High Performance Computing (HPC) has matured into a well established tool for cutting edge
studies in fluid mechanics, both within academic research as well as at the corresponding
areas of industry (aeronautics, vehicle, energy etc). Within KTH Mechanics, Computational
Fluid Dynamics (CFD) also has a long tradition, dating back more than 25 years. The last few
years have been dominated by an increase in computer power and a clear trend towards
large-scale parallelism, allowing us to study more complex geometries, which include involved
physics, and reaching up to higher Reynolds numbers.
In principle, we attempt to solve the well-known Navier-Stokes equations, which are known
to be the governing equations for laminar, transitional and turbulent flows. However, due to
the non-linearity and chaotic behaviour of these equations (turbulence!), large grids are
necessary: We have recently performed simulations with up to 10 billion grid points, and also
run our codes on up to 32,000 processors. Most of the computations are performed with
parallel in-house codes or open-source codes available through collaboration with other
research groups. It turns out that HPC applications in CFD are usually limited by processor
speed and communication/network performance for large parallel jobs, which highlights the
need for both tightly connected parallel machines, and continuing development of research
codes (e.g. hybird parallelisation OpenMP/MPI).
A few of the highlights of the research at KTH Mechanics involving HPC resources are shown
on the posters. Our activities can roughly be categorised into three areas: Turbulence
(including geophysical flows), flow stability and flow control.
A) A fully turbulent spatially developing turbulent boundary layer has been studied with fully
resolved simulations: The simulated area, which is among the largest studied so far, would
cover a section of 20cm x 1 cm on a Airbus A380 wing. As shown in the poster, special focus
is laid on extracting the turbulent structures, which might give indications as to understand
the intrinsic dynamics of turbulence close to walls.
B) Stability of the flat-plate boundary layer flow was studied first without and at a later stage
including the leading edge of the plate. So-called optimal disturbances to the laminar flow
were computed and analysed enabling the study of the transition process from laminar to
turbulent boundary layers. It turns out that the leading edge inclusion is relevant to the
receptivity of the boundary-layer flow to external disturbances.

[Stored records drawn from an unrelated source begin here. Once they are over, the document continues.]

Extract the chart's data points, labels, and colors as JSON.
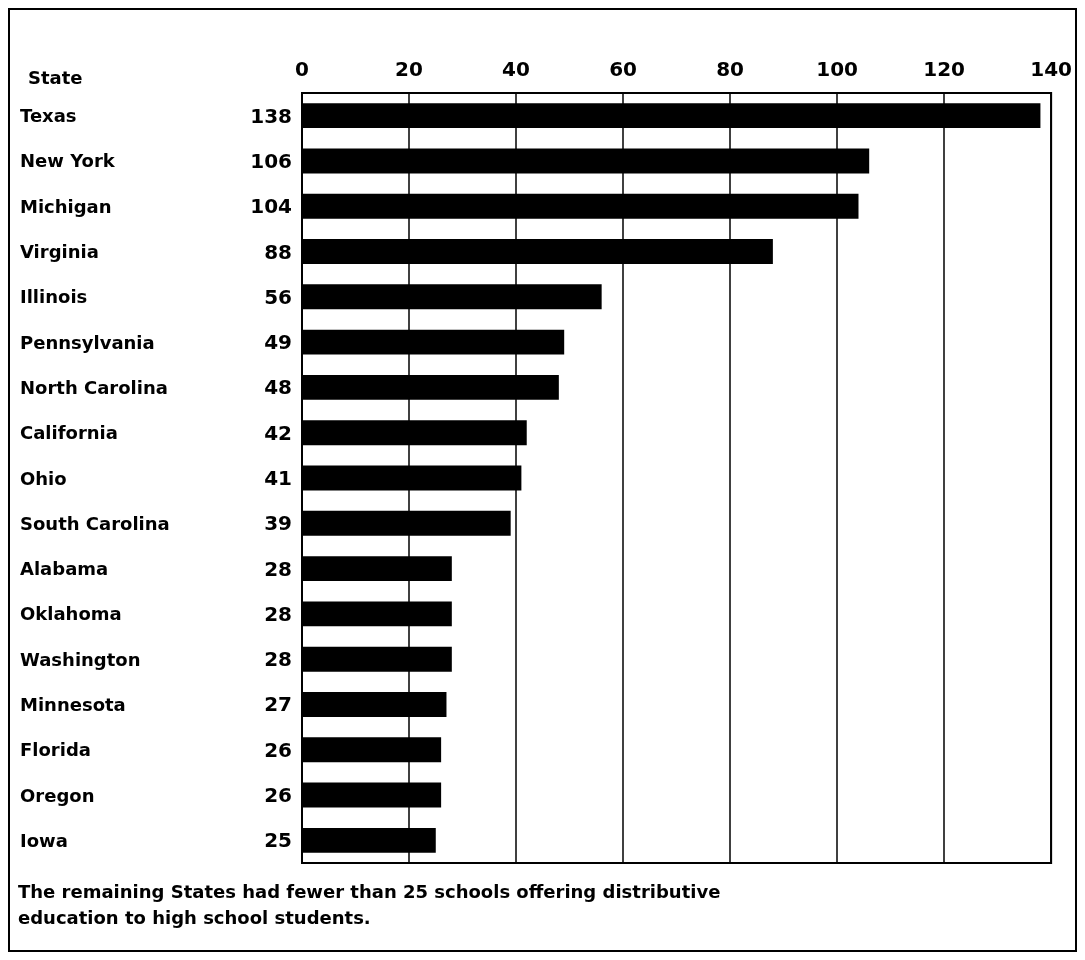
{
  "chart_data": {
    "type": "bar",
    "orientation": "horizontal",
    "ylabel": "State",
    "categories": [
      "Texas",
      "New York",
      "Michigan",
      "Virginia",
      "Illinois",
      "Pennsylvania",
      "North Carolina",
      "California",
      "Ohio",
      "South Carolina",
      "Alabama",
      "Oklahoma",
      "Washington",
      "Minnesota",
      "Florida",
      "Oregon",
      "Iowa"
    ],
    "values": [
      138,
      106,
      104,
      88,
      56,
      49,
      48,
      42,
      41,
      39,
      28,
      28,
      28,
      27,
      26,
      26,
      25
    ],
    "color": "#000000",
    "xlim": [
      0,
      140
    ],
    "xticks": [
      0,
      20,
      40,
      60,
      80,
      100,
      120,
      140
    ],
    "grid": "x",
    "data_labels": true,
    "annotations": [
      "The remaining States had fewer than 25 schools offering distributive education to high school students."
    ]
  }
}
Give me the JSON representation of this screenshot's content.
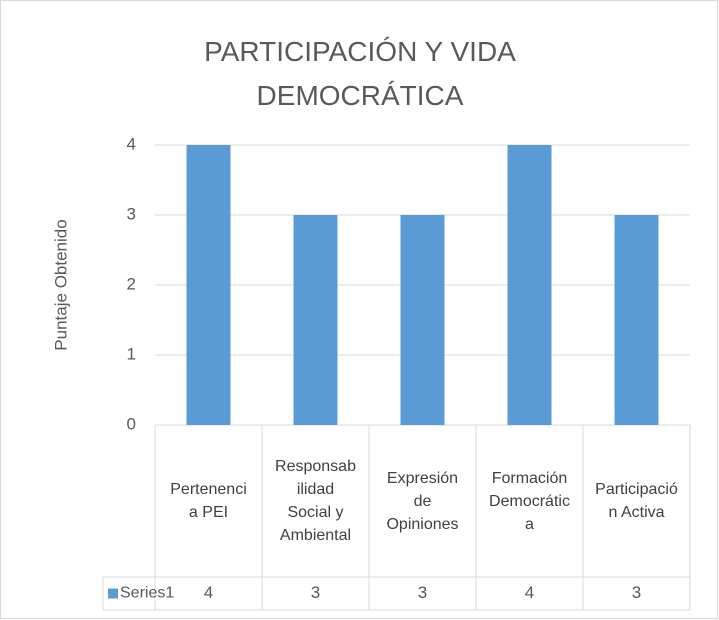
{
  "chart_data": {
    "type": "bar",
    "title": "PARTICIPACIÓN Y VIDA DEMOCRÁTICA",
    "y_axis_label": "Puntaje Obtenido",
    "categories": [
      "Pertenencia PEI",
      "Responsabilidad Social y Ambiental",
      "Expresión de Opiniones",
      "Formación Democrática",
      "Participación Activa"
    ],
    "series": [
      {
        "name": "Series1",
        "color": "#5b9bd5",
        "values": [
          4,
          3,
          3,
          4,
          3
        ]
      }
    ],
    "ylim": [
      0,
      4
    ],
    "yticks": [
      0,
      1,
      2,
      3,
      4
    ],
    "grid": true
  }
}
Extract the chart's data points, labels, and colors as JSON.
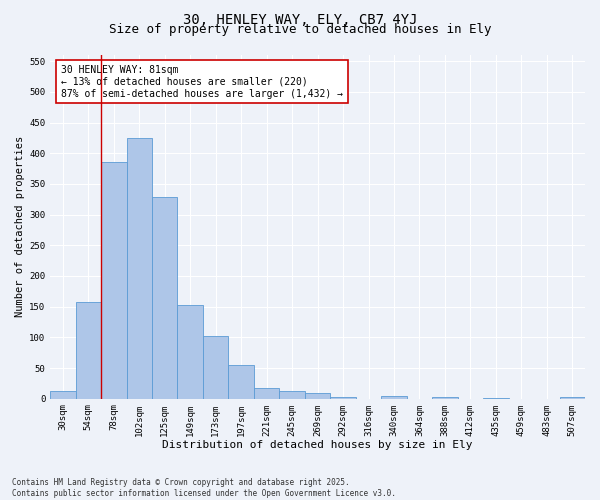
{
  "title1": "30, HENLEY WAY, ELY, CB7 4YJ",
  "title2": "Size of property relative to detached houses in Ely",
  "xlabel": "Distribution of detached houses by size in Ely",
  "ylabel": "Number of detached properties",
  "categories": [
    "30sqm",
    "54sqm",
    "78sqm",
    "102sqm",
    "125sqm",
    "149sqm",
    "173sqm",
    "197sqm",
    "221sqm",
    "245sqm",
    "269sqm",
    "292sqm",
    "316sqm",
    "340sqm",
    "364sqm",
    "388sqm",
    "412sqm",
    "435sqm",
    "459sqm",
    "483sqm",
    "507sqm"
  ],
  "values": [
    12,
    157,
    385,
    425,
    328,
    153,
    103,
    55,
    18,
    13,
    10,
    3,
    0,
    4,
    0,
    2,
    0,
    1,
    0,
    0,
    3
  ],
  "bar_color": "#aec6e8",
  "bar_edge_color": "#5b9bd5",
  "background_color": "#eef2f9",
  "grid_color": "#ffffff",
  "annotation_text": "30 HENLEY WAY: 81sqm\n← 13% of detached houses are smaller (220)\n87% of semi-detached houses are larger (1,432) →",
  "annotation_box_color": "#ffffff",
  "annotation_box_edge": "#cc0000",
  "vline_x": 1.5,
  "vline_color": "#cc0000",
  "ylim": [
    0,
    560
  ],
  "yticks": [
    0,
    50,
    100,
    150,
    200,
    250,
    300,
    350,
    400,
    450,
    500,
    550
  ],
  "footnote": "Contains HM Land Registry data © Crown copyright and database right 2025.\nContains public sector information licensed under the Open Government Licence v3.0.",
  "title1_fontsize": 10,
  "title2_fontsize": 9,
  "xlabel_fontsize": 8,
  "ylabel_fontsize": 7.5,
  "tick_fontsize": 6.5,
  "annotation_fontsize": 7,
  "footnote_fontsize": 5.5
}
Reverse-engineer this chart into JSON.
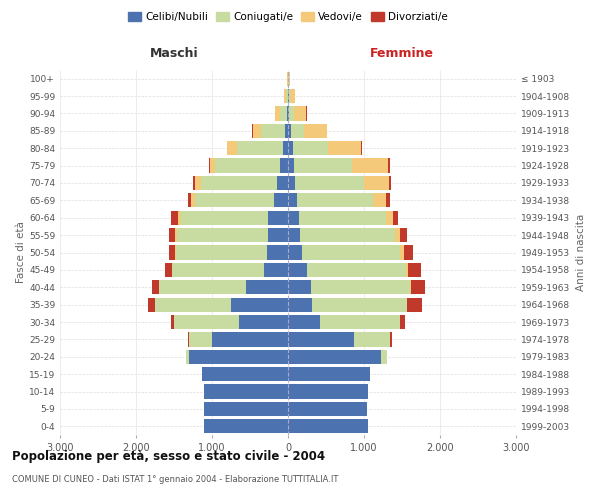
{
  "age_groups": [
    "0-4",
    "5-9",
    "10-14",
    "15-19",
    "20-24",
    "25-29",
    "30-34",
    "35-39",
    "40-44",
    "45-49",
    "50-54",
    "55-59",
    "60-64",
    "65-69",
    "70-74",
    "75-79",
    "80-84",
    "85-89",
    "90-94",
    "95-99",
    "100+"
  ],
  "birth_years": [
    "1999-2003",
    "1994-1998",
    "1989-1993",
    "1984-1988",
    "1979-1983",
    "1974-1978",
    "1969-1973",
    "1964-1968",
    "1959-1963",
    "1954-1958",
    "1949-1953",
    "1944-1948",
    "1939-1943",
    "1934-1938",
    "1929-1933",
    "1924-1928",
    "1919-1923",
    "1914-1918",
    "1909-1913",
    "1904-1908",
    "≤ 1903"
  ],
  "colors": {
    "single": "#4c72b0",
    "married": "#c8dba0",
    "widowed": "#f5c97a",
    "divorced": "#c0392b"
  },
  "males": {
    "single": [
      1100,
      1100,
      1100,
      1130,
      1300,
      1000,
      650,
      750,
      550,
      320,
      270,
      260,
      260,
      180,
      150,
      110,
      70,
      35,
      15,
      5,
      2
    ],
    "married": [
      0,
      0,
      0,
      0,
      40,
      300,
      850,
      1000,
      1150,
      1200,
      1200,
      1200,
      1150,
      1050,
      1000,
      850,
      600,
      320,
      90,
      25,
      4
    ],
    "widowed": [
      0,
      0,
      0,
      0,
      0,
      0,
      0,
      0,
      0,
      8,
      15,
      25,
      35,
      45,
      70,
      70,
      130,
      110,
      70,
      25,
      8
    ],
    "divorced": [
      0,
      0,
      0,
      0,
      0,
      15,
      40,
      90,
      90,
      90,
      80,
      75,
      90,
      45,
      25,
      15,
      4,
      4,
      2,
      1,
      0
    ]
  },
  "females": {
    "single": [
      1050,
      1040,
      1050,
      1080,
      1230,
      870,
      420,
      320,
      300,
      250,
      180,
      160,
      140,
      115,
      95,
      80,
      60,
      35,
      18,
      8,
      4
    ],
    "married": [
      0,
      0,
      0,
      0,
      70,
      470,
      1050,
      1250,
      1300,
      1300,
      1300,
      1250,
      1150,
      1000,
      900,
      760,
      470,
      180,
      60,
      18,
      4
    ],
    "widowed": [
      0,
      0,
      0,
      0,
      0,
      0,
      0,
      0,
      15,
      25,
      45,
      70,
      90,
      180,
      330,
      480,
      430,
      300,
      165,
      70,
      18
    ],
    "divorced": [
      0,
      0,
      0,
      0,
      0,
      25,
      70,
      190,
      190,
      170,
      120,
      90,
      70,
      45,
      25,
      18,
      8,
      4,
      2,
      1,
      0
    ]
  },
  "xlim": 3000,
  "title": "Popolazione per età, sesso e stato civile - 2004",
  "subtitle": "COMUNE DI CUNEO - Dati ISTAT 1° gennaio 2004 - Elaborazione TUTTITALIA.IT",
  "xlabel_left": "Maschi",
  "xlabel_right": "Femmine",
  "ylabel_left": "Fasce di età",
  "ylabel_right": "Anni di nascita",
  "background": "#ffffff",
  "legend_labels": [
    "Celibi/Nubili",
    "Coniugati/e",
    "Vedovi/e",
    "Divorziati/e"
  ]
}
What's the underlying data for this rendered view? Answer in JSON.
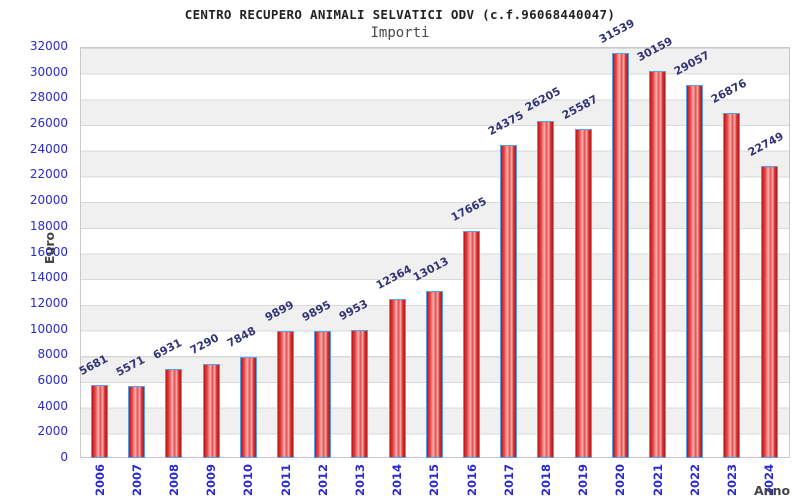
{
  "chart_data": {
    "type": "bar",
    "title": "CENTRO RECUPERO ANIMALI SELVATICI ODV (c.f.96068440047)",
    "subtitle": "Importi",
    "xlabel": "Anno",
    "ylabel": "Euro",
    "categories": [
      "2006",
      "2007",
      "2008",
      "2009",
      "2010",
      "2011",
      "2012",
      "2013",
      "2014",
      "2015",
      "2016",
      "2017",
      "2018",
      "2019",
      "2020",
      "2021",
      "2022",
      "2023",
      "2024"
    ],
    "values": [
      5681,
      5571,
      6931,
      7290,
      7848,
      9899,
      9895,
      9953,
      12364,
      13013,
      17665,
      24375,
      26205,
      25587,
      31539,
      30159,
      29057,
      26876,
      22749
    ],
    "ylim": [
      0,
      32000
    ],
    "ytick_step": 2000,
    "grid": "horizontal gridlines with alternating gray/white bands",
    "legend_position": "none",
    "colors": {
      "bar_edge": "#bb1717",
      "bar_highlight": "#ffb0b0",
      "bar_border": "#55a0e8",
      "value_label": "#333377",
      "axis_tick_text": "#2a2ad0",
      "band_gray": "#f0f0f0",
      "grid_line": "#d9d9d9",
      "frame": "#c9c9c9",
      "title_text": "#222222",
      "axis_name_text": "#454545"
    }
  }
}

C) A fully three-dimensional diffuser was modelled for moderately high Reynolds number
where the flow was fully turbulent and three-dimensional separation occurred. In this
project, we could for the first time match the simulations with experimental results obtained
in a very advanced lab based on MRI-scanners. With the computer results it was possible to
visualize the time-dependent three-dimensional phenomena inside the diffuser. Increased
understanding of such flow situations is relevant to many areas of science and engineering.
These results show that HPC plays an integral part in fluid dyanamics. With that we would
like to acknowledge the support and computer time provided by SNIC and PDC, which helped
us during all these years to perform this exciting research.